The P70-84 peptide (also called 5/4E8 epitope) of the human cartilage proteoglycan
(PG) aggrecan is the dominant/arthritogenic epitope in both humans and arthritis-prone
BALB/c mice (PG-induced arthritis, PGIA). An elevated T cell reactivity was demonstrated
to a citrullinated version of the P70-84 epitope in most of the patients with rheumatoid
arthritis (RA). The goal of this study was to understand better how a T cell epitope,
if citrullinated, may affect antigenicity/arthritogenicity in PGIA, a murine model
of RA. T cell reactivity to differentially citrullinated versions of either the human
PG aggrecan P70-84 peptide or the corresponding mouse sequence was assessed in peptide
or aggrecan-immunized and arthritic BALB/c mice as well as in T cell receptor transgenic
mice specific for peptide P70-84 sequence. Peripheral T cell responses were induced
by priming BALB/c mice with either the human wild-type or its citrullinated versions.

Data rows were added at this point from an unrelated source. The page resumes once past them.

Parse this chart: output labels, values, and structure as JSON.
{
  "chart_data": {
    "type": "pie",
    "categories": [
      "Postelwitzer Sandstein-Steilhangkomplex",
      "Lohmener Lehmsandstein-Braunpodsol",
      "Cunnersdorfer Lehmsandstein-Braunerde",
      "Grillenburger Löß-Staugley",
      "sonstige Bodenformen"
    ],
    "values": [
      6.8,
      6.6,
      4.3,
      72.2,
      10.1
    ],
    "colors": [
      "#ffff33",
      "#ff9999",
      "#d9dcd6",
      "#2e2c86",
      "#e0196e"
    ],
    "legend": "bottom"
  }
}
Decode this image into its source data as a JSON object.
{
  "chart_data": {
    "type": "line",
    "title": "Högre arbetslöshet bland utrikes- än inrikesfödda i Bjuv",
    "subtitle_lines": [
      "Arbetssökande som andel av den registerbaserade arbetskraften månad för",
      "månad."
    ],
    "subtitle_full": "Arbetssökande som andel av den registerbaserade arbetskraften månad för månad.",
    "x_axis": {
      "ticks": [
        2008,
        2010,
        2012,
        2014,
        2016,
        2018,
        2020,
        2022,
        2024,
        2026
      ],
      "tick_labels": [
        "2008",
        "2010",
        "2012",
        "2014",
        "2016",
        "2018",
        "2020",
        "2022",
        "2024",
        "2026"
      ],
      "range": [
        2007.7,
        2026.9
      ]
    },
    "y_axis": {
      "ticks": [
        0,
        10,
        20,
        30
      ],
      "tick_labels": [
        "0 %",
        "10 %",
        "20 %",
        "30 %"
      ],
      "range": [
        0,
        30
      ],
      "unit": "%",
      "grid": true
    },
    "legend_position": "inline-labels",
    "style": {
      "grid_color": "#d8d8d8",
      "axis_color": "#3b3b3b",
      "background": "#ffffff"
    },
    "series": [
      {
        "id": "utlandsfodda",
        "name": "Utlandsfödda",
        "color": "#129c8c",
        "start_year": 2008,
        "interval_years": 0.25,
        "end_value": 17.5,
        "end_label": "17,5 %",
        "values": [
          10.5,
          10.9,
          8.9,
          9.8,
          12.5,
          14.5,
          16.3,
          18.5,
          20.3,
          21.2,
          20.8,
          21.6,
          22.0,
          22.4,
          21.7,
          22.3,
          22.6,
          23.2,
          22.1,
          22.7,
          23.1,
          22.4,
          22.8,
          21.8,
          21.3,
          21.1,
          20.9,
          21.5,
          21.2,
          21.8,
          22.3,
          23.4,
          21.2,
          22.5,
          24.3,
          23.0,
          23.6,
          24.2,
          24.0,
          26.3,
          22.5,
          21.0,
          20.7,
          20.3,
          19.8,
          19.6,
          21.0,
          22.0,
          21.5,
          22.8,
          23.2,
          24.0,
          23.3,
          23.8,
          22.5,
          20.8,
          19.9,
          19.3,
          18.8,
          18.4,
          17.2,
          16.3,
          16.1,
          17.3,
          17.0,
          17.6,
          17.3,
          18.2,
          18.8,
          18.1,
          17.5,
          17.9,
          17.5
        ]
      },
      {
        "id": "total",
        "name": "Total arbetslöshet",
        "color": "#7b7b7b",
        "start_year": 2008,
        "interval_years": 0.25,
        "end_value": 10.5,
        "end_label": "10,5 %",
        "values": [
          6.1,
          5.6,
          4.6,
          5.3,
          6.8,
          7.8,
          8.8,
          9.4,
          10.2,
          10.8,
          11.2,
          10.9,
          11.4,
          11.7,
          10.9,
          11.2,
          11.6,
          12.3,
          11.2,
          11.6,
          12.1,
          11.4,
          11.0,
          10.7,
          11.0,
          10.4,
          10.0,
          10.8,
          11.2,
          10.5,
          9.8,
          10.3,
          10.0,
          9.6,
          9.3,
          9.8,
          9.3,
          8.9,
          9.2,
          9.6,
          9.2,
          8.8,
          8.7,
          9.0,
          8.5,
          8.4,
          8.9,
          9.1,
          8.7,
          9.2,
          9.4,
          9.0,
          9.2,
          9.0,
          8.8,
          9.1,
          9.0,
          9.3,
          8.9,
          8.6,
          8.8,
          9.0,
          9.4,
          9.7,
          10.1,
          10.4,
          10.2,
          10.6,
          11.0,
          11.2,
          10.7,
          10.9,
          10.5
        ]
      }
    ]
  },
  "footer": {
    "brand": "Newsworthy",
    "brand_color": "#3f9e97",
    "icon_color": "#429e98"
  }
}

Unexpectedly, priming with the citrullinated self-peptide induced a higher T cell
response compared to the wild-type sequence (p<0.001), and the citrullination of the
human peptide abolished T cell reactivity in PGIA. Our data suggest that T cells reactive
to the citrullinated P70-84 peptide escaped thymic selection and are present in the
peripheral T cell repertoire. Results of this study provide evidence that citrullination
of an immunodominant T cell epitope may substantially alter, either increase or abolish,
T cell recognition at the periphery in an experimental model of arthritis.